Guidant has won European approval for its Xience V drug-coated stent, keeping it on track to launch the product onto the market in the second quarter of this year.
Xience V (everolimus) will enter a market with just two rival drug-eluting stents at the moment, namely Johnson & Johnson’s Cypher (sirolimus) and Boston Scientific’s Taxus (paclitaxel), which together accounted for a global market estimated at $5.5 billion in 2005.
Xience V is expected to make inroads into the market for drug-eluting stents because it has a lightweight construction that makes it easier to deliver and deploy it into the diseased blood vessel. It has not yet been submitted for approval in the USA, however, which accounts for the majority of drug-eluting stent sales.

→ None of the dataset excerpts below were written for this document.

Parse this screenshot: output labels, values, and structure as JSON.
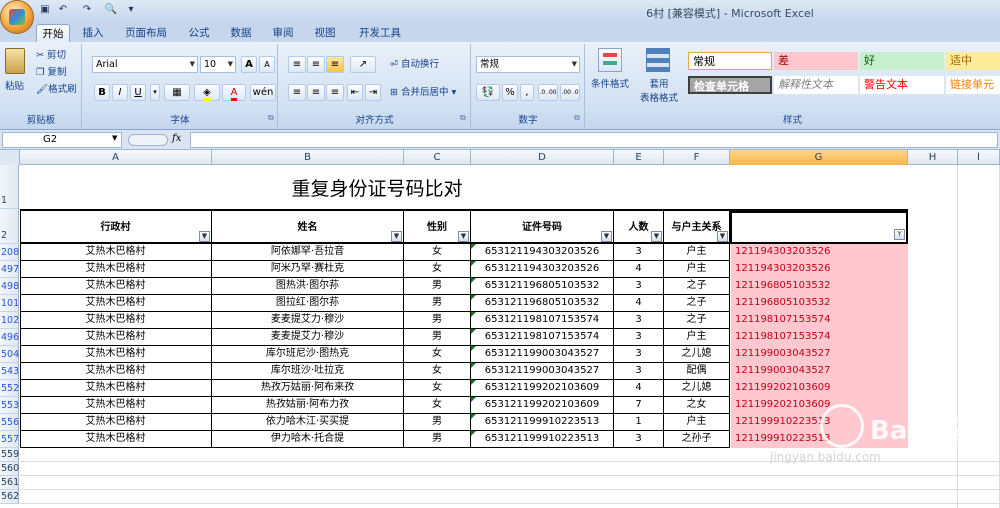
{
  "window": {
    "title": "6村 [兼容模式] - Microsoft Excel"
  },
  "tabs": [
    "开始",
    "插入",
    "页面布局",
    "公式",
    "数据",
    "审阅",
    "视图",
    "开发工具"
  ],
  "ribbon": {
    "clipboard": {
      "paste": "粘贴",
      "cut": "剪切",
      "copy": "复制",
      "format_painter": "格式刷",
      "label": "剪贴板"
    },
    "font": {
      "name": "Arial",
      "size": "10",
      "bold": "B",
      "italic": "I",
      "underline": "U",
      "grow": "A",
      "shrink": "A",
      "label": "字体",
      "phonetic": "wén"
    },
    "alignment": {
      "wrap": "自动换行",
      "merge": "合并后居中",
      "label": "对齐方式"
    },
    "number": {
      "format": "常规",
      "percent": "%",
      "comma": ",",
      "inc": ".0 .00",
      "dec": ".00 .0",
      "label": "数字"
    },
    "styles": {
      "conditional": "条件格式",
      "table": "套用\n表格格式",
      "label": "样式",
      "cells": [
        {
          "text": "常规",
          "bg": "#ffffff",
          "color": "#000000"
        },
        {
          "text": "差",
          "bg": "#ffc7ce",
          "color": "#9c0006"
        },
        {
          "text": "好",
          "bg": "#c6efce",
          "color": "#006100"
        },
        {
          "text": "适中",
          "bg": "#ffeb9c",
          "color": "#9c6500"
        },
        {
          "text": "检查单元格",
          "bg": "#a5a5a5",
          "color": "#ffffff"
        },
        {
          "text": "解释性文本",
          "bg": "#ffffff",
          "color": "#7f7f7f"
        },
        {
          "text": "警告文本",
          "bg": "#ffffff",
          "color": "#ff0000"
        },
        {
          "text": "链接单元",
          "bg": "#ffffff",
          "color": "#fa7d00"
        }
      ]
    }
  },
  "formula_bar": {
    "name_box": "G2",
    "fx": "fx",
    "content": ""
  },
  "columns": [
    "A",
    "B",
    "C",
    "D",
    "E",
    "F",
    "G",
    "H",
    "I"
  ],
  "sheet": {
    "title": "重复身份证号码比对",
    "headers": [
      "行政村",
      "姓名",
      "性别",
      "证件号码",
      "人数",
      "与户主关系",
      ""
    ],
    "rows": [
      {
        "rn": "208",
        "village": "艾热木巴格村",
        "name": "阿依娜罕·吾拉音",
        "sex": "女",
        "id": "653121194303203526",
        "count": "3",
        "rel": "户主",
        "g": "121194303203526"
      },
      {
        "rn": "497",
        "village": "艾热木巴格村",
        "name": "阿米乃罕·赛杜克",
        "sex": "女",
        "id": "653121194303203526",
        "count": "4",
        "rel": "户主",
        "g": "121194303203526"
      },
      {
        "rn": "498",
        "village": "艾热木巴格村",
        "name": "图热洪·图尔荪",
        "sex": "男",
        "id": "653121196805103532",
        "count": "3",
        "rel": "之子",
        "g": "121196805103532"
      },
      {
        "rn": "101",
        "village": "艾热木巴格村",
        "name": "图拉红·图尔荪",
        "sex": "男",
        "id": "653121196805103532",
        "count": "4",
        "rel": "之子",
        "g": "121196805103532"
      },
      {
        "rn": "102",
        "village": "艾热木巴格村",
        "name": "麦麦提艾力·穆沙",
        "sex": "男",
        "id": "653121198107153574",
        "count": "3",
        "rel": "之子",
        "g": "121198107153574"
      },
      {
        "rn": "496",
        "village": "艾热木巴格村",
        "name": "麦麦提艾力·穆沙",
        "sex": "男",
        "id": "653121198107153574",
        "count": "3",
        "rel": "户主",
        "g": "121198107153574"
      },
      {
        "rn": "504",
        "village": "艾热木巴格村",
        "name": "库尔班尼沙·图热克",
        "sex": "女",
        "id": "653121199003043527",
        "count": "3",
        "rel": "之儿媳",
        "g": "121199003043527"
      },
      {
        "rn": "543",
        "village": "艾热木巴格村",
        "name": "库尔班沙·吐拉克",
        "sex": "女",
        "id": "653121199003043527",
        "count": "3",
        "rel": "配偶",
        "g": "121199003043527"
      },
      {
        "rn": "552",
        "village": "艾热木巴格村",
        "name": "热孜万姑丽·阿布来孜",
        "sex": "女",
        "id": "653121199202103609",
        "count": "4",
        "rel": "之儿媳",
        "g": "121199202103609"
      },
      {
        "rn": "553",
        "village": "艾热木巴格村",
        "name": "热孜姑丽·阿布力孜",
        "sex": "女",
        "id": "653121199202103609",
        "count": "7",
        "rel": "之女",
        "g": "121199202103609"
      },
      {
        "rn": "556",
        "village": "艾热木巴格村",
        "name": "依力哈木江·买买提",
        "sex": "男",
        "id": "653121199910223513",
        "count": "1",
        "rel": "户主",
        "g": "121199910223513"
      },
      {
        "rn": "557",
        "village": "艾热木巴格村",
        "name": "伊力哈木·托合提",
        "sex": "男",
        "id": "653121199910223513",
        "count": "3",
        "rel": "之孙子",
        "g": "121199910223513"
      }
    ],
    "empty_rows": [
      "559",
      "560",
      "561",
      "562"
    ],
    "row1": "1",
    "row2": "2"
  },
  "watermark": {
    "text": "Bai 经验",
    "url": "jingyan.baidu.com"
  }
}
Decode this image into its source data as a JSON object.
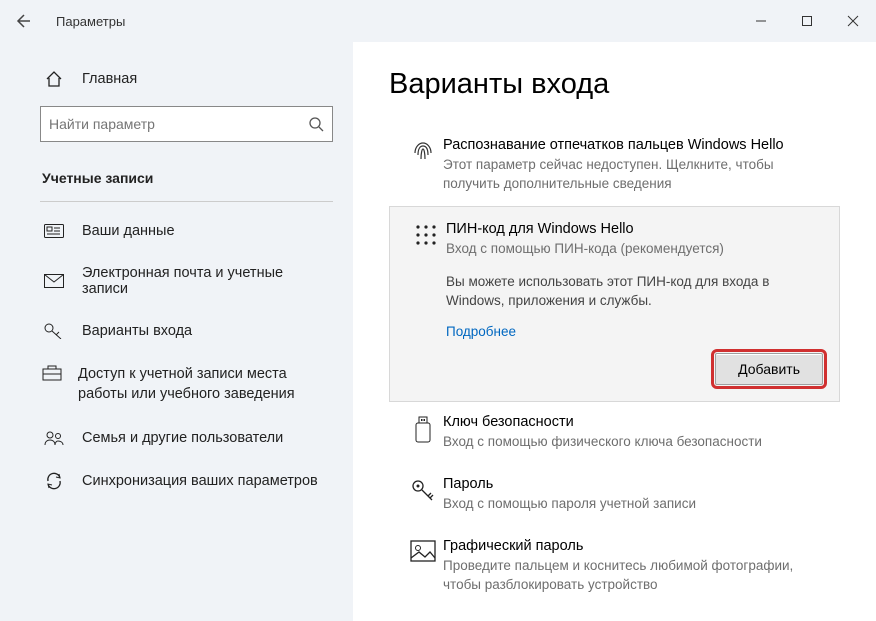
{
  "titlebar": {
    "title": "Параметры"
  },
  "sidebar": {
    "home": "Главная",
    "search_placeholder": "Найти параметр",
    "category": "Учетные записи",
    "items": [
      {
        "label": "Ваши данные"
      },
      {
        "label": "Электронная почта и учетные записи"
      },
      {
        "label": "Варианты входа"
      },
      {
        "label": "Доступ к учетной записи места работы или учебного заведения"
      },
      {
        "label": "Семья и другие пользователи"
      },
      {
        "label": "Синхронизация ваших параметров"
      }
    ]
  },
  "main": {
    "title": "Варианты входа",
    "options": [
      {
        "title": "Распознавание отпечатков пальцев Windows Hello",
        "sub": "Этот параметр сейчас недоступен. Щелкните, чтобы получить дополнительные сведения"
      },
      {
        "title": "ПИН-код для Windows Hello",
        "sub": "Вход с помощью ПИН-кода (рекомендуется)",
        "desc": "Вы можете использовать этот ПИН-код для входа в Windows, приложения и службы.",
        "more": "Подробнее",
        "action": "Добавить"
      },
      {
        "title": "Ключ безопасности",
        "sub": "Вход с помощью физического ключа безопасности"
      },
      {
        "title": "Пароль",
        "sub": "Вход с помощью пароля учетной записи"
      },
      {
        "title": "Графический пароль",
        "sub": "Проведите пальцем и коснитесь любимой фотографии, чтобы разблокировать устройство"
      }
    ]
  }
}
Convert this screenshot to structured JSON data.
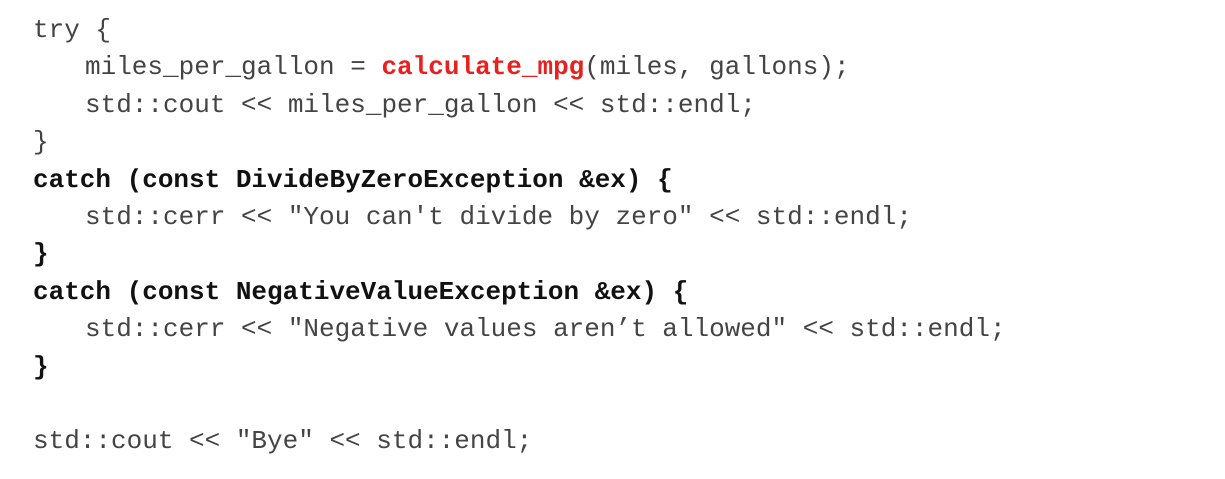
{
  "code": {
    "line1": "try {",
    "line2_pre": "miles_per_gallon = ",
    "line2_func": "calculate_mpg",
    "line2_post": "(miles, gallons);",
    "line3": "std::cout << miles_per_gallon << std::endl;",
    "line4": "}",
    "line5": "catch (const DivideByZeroException &ex) {",
    "line6": "std::cerr << \"You can't divide by zero\" << std::endl;",
    "line7": "}",
    "line8": "catch (const NegativeValueException &ex) {",
    "line9": "std::cerr << \"Negative values aren’t allowed\" << std::endl;",
    "line10": "}",
    "line12": "std::cout << \"Bye\" << std::endl;"
  },
  "colors": {
    "text": "#444444",
    "bold_text": "#111111",
    "highlight": "#e8201f",
    "background": "#ffffff"
  }
}
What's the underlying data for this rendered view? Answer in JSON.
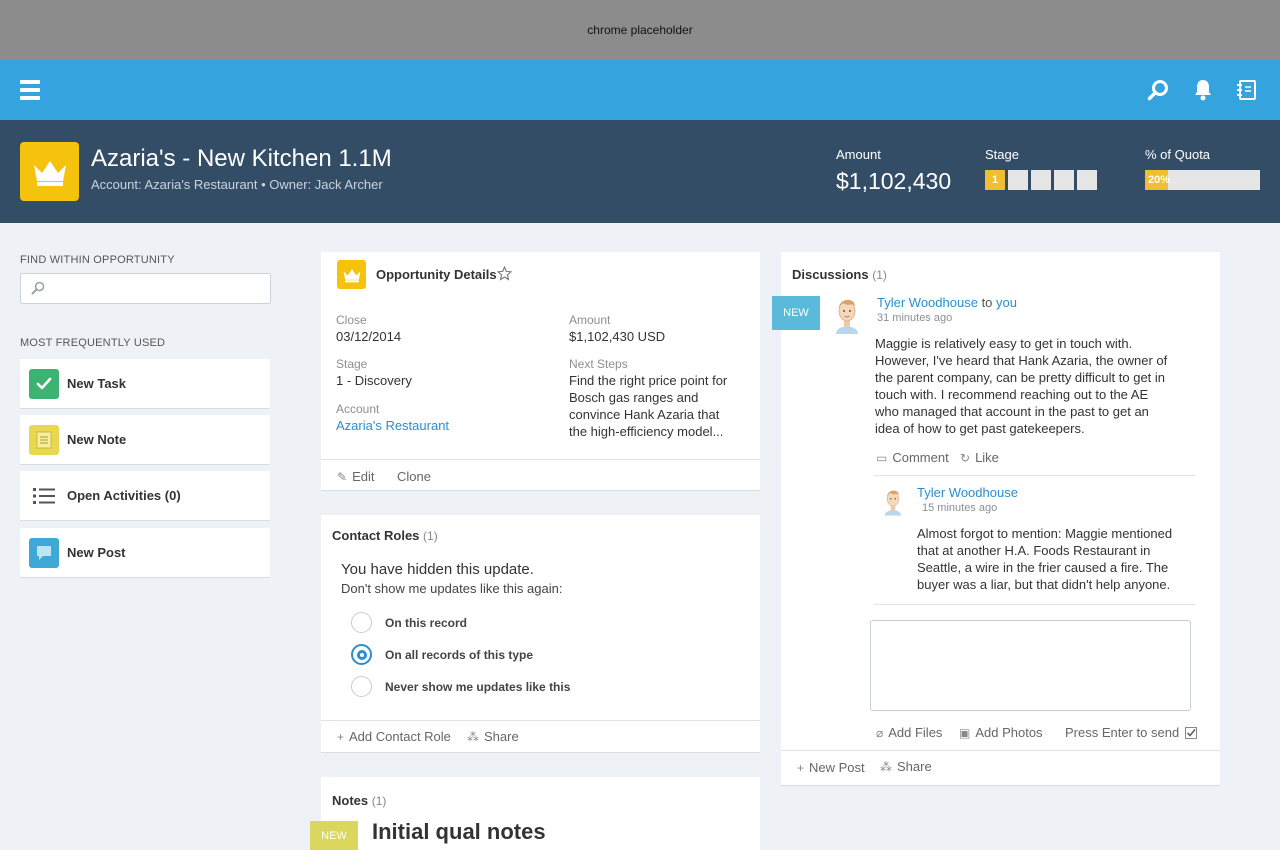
{
  "chrome": {
    "label": "chrome placeholder"
  },
  "topbar": {
    "icons": [
      "menu-icon",
      "search-icon",
      "bell-icon",
      "notebook-icon"
    ]
  },
  "header": {
    "title": "Azaria's - New Kitchen 1.1M",
    "subtitle": "Account: Azaria's Restaurant • Owner: Jack Archer",
    "amount_label": "Amount",
    "amount_value": "$1,102,430",
    "stage_label": "Stage",
    "stage_current": "1",
    "stage_total": 5,
    "quota_label": "% of Quota",
    "quota_value": "20%",
    "quota_fraction": 0.2,
    "colors": {
      "header_bg": "#344d66",
      "topbar_bg": "#35a4de",
      "accent": "#f0be33"
    }
  },
  "left": {
    "find_label": "FIND WITHIN OPPORTUNITY",
    "search_placeholder": "",
    "freq_label": "MOST FREQUENTLY USED",
    "actions": [
      {
        "label": "New Task",
        "icon": "checkmark-icon",
        "color": "#3cb371"
      },
      {
        "label": "New Note",
        "icon": "note-icon",
        "color": "#e7d84f"
      },
      {
        "label": "Open Activities (0)",
        "icon": "list-icon",
        "color": "#ffffff"
      },
      {
        "label": "New Post",
        "icon": "speech-bubble-icon",
        "color": "#3fa8d6"
      }
    ]
  },
  "details": {
    "title": "Opportunity Details",
    "close_label": "Close",
    "close_value": "03/12/2014",
    "amount_label": "Amount",
    "amount_value": "$1,102,430 USD",
    "stage_label": "Stage",
    "stage_value": "1 - Discovery",
    "next_label": "Next Steps",
    "next_value_lines": [
      "Find the right price point for",
      "Bosch gas ranges and",
      "convince Hank Azaria that",
      "the high-efficiency model..."
    ],
    "account_label": "Account",
    "account_value": "Azaria's Restaurant",
    "edit_label": "Edit",
    "clone_label": "Clone"
  },
  "contact_roles": {
    "title": "Contact Roles",
    "count": "(1)",
    "hidden_title": "You have hidden this update.",
    "hidden_sub": "Don't show me updates like this again:",
    "options": [
      "On this record",
      "On all records of this type",
      "Never show me updates like this"
    ],
    "selected_index": 1,
    "add_label": "Add Contact Role",
    "share_label": "Share"
  },
  "notes": {
    "title": "Notes",
    "count": "(1)",
    "new_flag": "NEW",
    "note_title": "Initial qual notes"
  },
  "discussions": {
    "title": "Discussions",
    "count": "(1)",
    "new_flag": "NEW",
    "post": {
      "author": "Tyler Woodhouse",
      "to_word": "to",
      "recipient": "you",
      "time": "31 minutes ago",
      "body_lines": [
        "Maggie is relatively easy to get in touch with.",
        "However, I've heard that Hank Azaria, the owner of",
        "the parent company, can be pretty difficult to get in",
        "touch with. I recommend reaching out to the AE",
        "who managed that account in the past to get an",
        "idea of how to get past gatekeepers."
      ],
      "comment_label": "Comment",
      "like_label": "Like"
    },
    "reply": {
      "author": "Tyler Woodhouse",
      "time": "15 minutes ago",
      "body_lines": [
        "Almost forgot to mention: Maggie mentioned",
        "that at another H.A. Foods Restaurant in",
        "Seattle, a wire in the frier caused a fire. The",
        "buyer was a liar, but that didn't help anyone."
      ]
    },
    "reply_placeholder": "",
    "add_files_label": "Add Files",
    "add_photos_label": "Add Photos",
    "enter_send_label": "Press Enter to send",
    "new_post_label": "New Post",
    "share_label": "Share"
  }
}
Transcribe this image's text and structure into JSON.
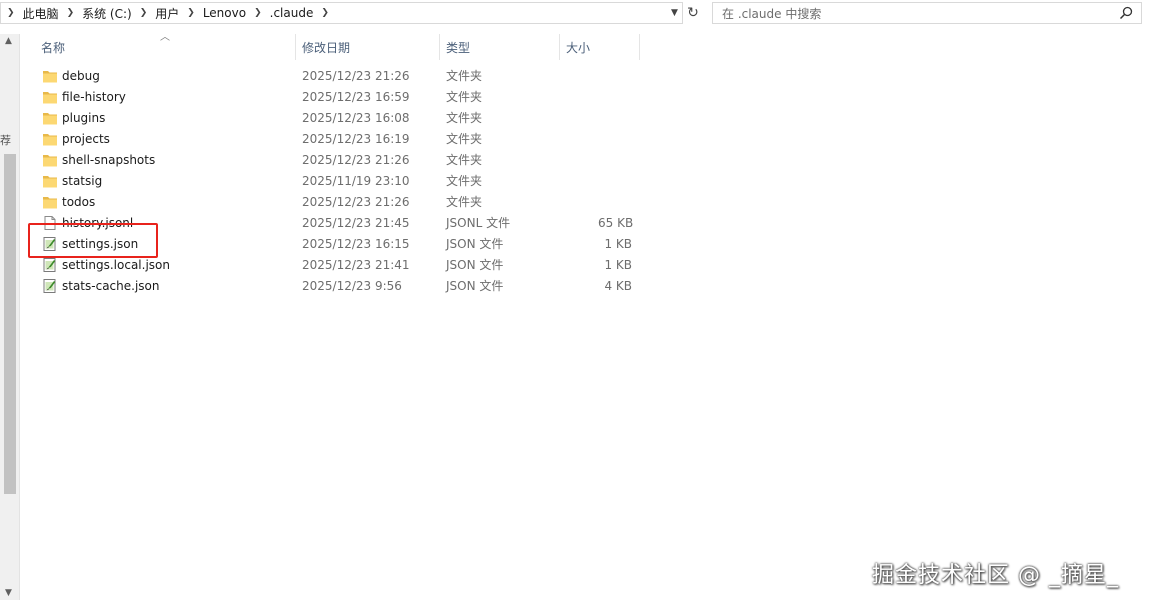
{
  "breadcrumb": [
    "此电脑",
    "系统 (C:)",
    "用户",
    "Lenovo",
    ".claude"
  ],
  "search": {
    "placeholder": "在 .claude 中搜索"
  },
  "columns": {
    "name": "名称",
    "date": "修改日期",
    "type": "类型",
    "size": "大小"
  },
  "nav_peek": "荐",
  "files": [
    {
      "name": "debug",
      "date": "2025/12/23 21:26",
      "type": "文件夹",
      "size": "",
      "icon": "folder-icon"
    },
    {
      "name": "file-history",
      "date": "2025/12/23 16:59",
      "type": "文件夹",
      "size": "",
      "icon": "folder-icon"
    },
    {
      "name": "plugins",
      "date": "2025/12/23 16:08",
      "type": "文件夹",
      "size": "",
      "icon": "folder-icon"
    },
    {
      "name": "projects",
      "date": "2025/12/23 16:19",
      "type": "文件夹",
      "size": "",
      "icon": "folder-icon"
    },
    {
      "name": "shell-snapshots",
      "date": "2025/12/23 21:26",
      "type": "文件夹",
      "size": "",
      "icon": "folder-icon"
    },
    {
      "name": "statsig",
      "date": "2025/11/19 23:10",
      "type": "文件夹",
      "size": "",
      "icon": "folder-icon"
    },
    {
      "name": "todos",
      "date": "2025/12/23 21:26",
      "type": "文件夹",
      "size": "",
      "icon": "folder-icon"
    },
    {
      "name": "history.jsonl",
      "date": "2025/12/23 21:45",
      "type": "JSONL 文件",
      "size": "65 KB",
      "icon": "document-icon"
    },
    {
      "name": "settings.json",
      "date": "2025/12/23 16:15",
      "type": "JSON 文件",
      "size": "1 KB",
      "icon": "json-file-icon"
    },
    {
      "name": "settings.local.json",
      "date": "2025/12/23 21:41",
      "type": "JSON 文件",
      "size": "1 KB",
      "icon": "json-file-icon"
    },
    {
      "name": "stats-cache.json",
      "date": "2025/12/23 9:56",
      "type": "JSON 文件",
      "size": "4 KB",
      "icon": "json-file-icon"
    }
  ],
  "highlighted_file": "settings.json",
  "highlight_color": "#e8231c",
  "watermark": "掘金技术社区 @ _摘星_"
}
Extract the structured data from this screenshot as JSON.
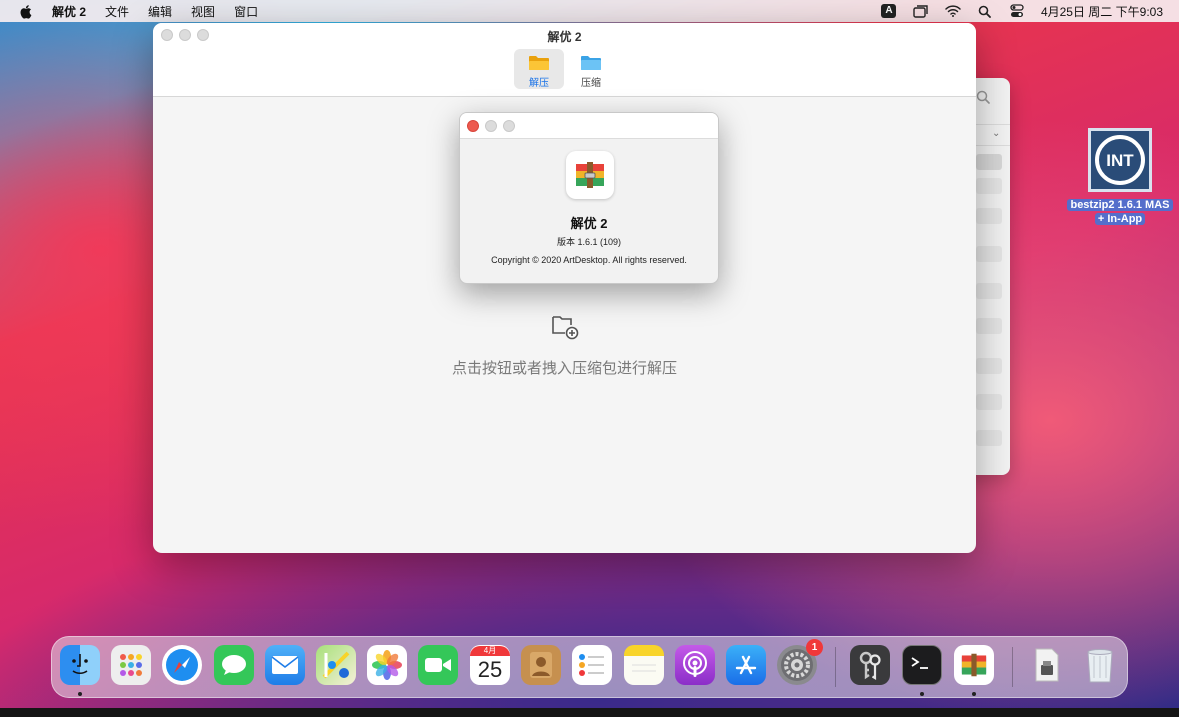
{
  "menubar": {
    "apple_icon": "apple-icon",
    "items": [
      "解优 2",
      "文件",
      "编辑",
      "视图",
      "窗口"
    ],
    "clock": "4月25日 周二 下午9:03",
    "status_icons": [
      "input-source-icon",
      "screen-mirroring-icon",
      "wifi-icon",
      "spotlight-icon",
      "control-center-icon"
    ],
    "input_source_letter": "A"
  },
  "main_window": {
    "title": "解优 2",
    "toolbar": [
      {
        "label": "解压",
        "icon": "folder-open-icon",
        "selected": true
      },
      {
        "label": "压缩",
        "icon": "folder-icon",
        "selected": false
      }
    ],
    "drop_hint": "点击按钮或者拽入压缩包进行解压"
  },
  "about_dialog": {
    "app_name": "解优 2",
    "version": "版本 1.6.1 (109)",
    "copyright": "Copyright © 2020 ArtDesktop. All rights reserved."
  },
  "desktop_icon": {
    "label_line1": "bestzip2 1.6.1 MAS",
    "label_line2": "+ In-App",
    "logo_text": "INT"
  },
  "dock": {
    "apps": [
      "Finder",
      "Launchpad",
      "Safari",
      "Messages",
      "Mail",
      "Maps",
      "Photos",
      "FaceTime",
      "Calendar",
      "Contacts",
      "Reminders",
      "Notes",
      "Podcasts",
      "App Store",
      "System Preferences",
      "Keychain Access",
      "Terminal",
      "解优 2",
      "Documents",
      "Trash"
    ],
    "calendar_month": "4月",
    "calendar_day": "25",
    "system_prefs_badge": "1"
  },
  "colors": {
    "accent_blue": "#1a73e8",
    "close_red": "#ed5a4f",
    "badge_red": "#f0383a"
  }
}
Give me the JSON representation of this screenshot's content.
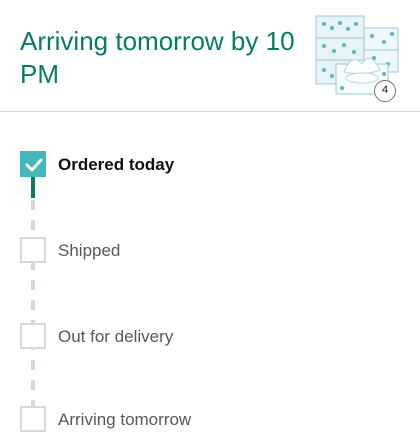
{
  "header": {
    "headline": "Arriving tomorrow by 10 PM",
    "product_thumbnail": "tissue-box-multipack-image",
    "quantity_badge": "4"
  },
  "tracker": {
    "accent_color": "#44b7b8",
    "steps": [
      {
        "label": "Ordered today",
        "completed": true,
        "icon": "checkmark-icon"
      },
      {
        "label": "Shipped",
        "completed": false
      },
      {
        "label": "Out for delivery",
        "completed": false
      },
      {
        "label": "Arriving tomorrow",
        "completed": false
      }
    ]
  }
}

Guidant said a 1,380-patient trial called SPIRIT III will be used to support its application for approval of the stent in the USA and Japan. This is about 70% enrolled and should meet its target for patient numbers later this quarter, according to Guidant.
Approval is a welcome piece of positive product news for Guidant, which has been hit hard by a major recall of pacemaker and defibrillator products last summer that wreaked havoc with its revenues in the latter half of the year.
But the real beneficiary of the green light will be Abbott Laboratories, which is due to buy Xience V and the rest of the vascular business for $4 billion, as part of a $6.4 billion investment in Boston Scientific’s $27.2 billion acquisition deal for Guidant.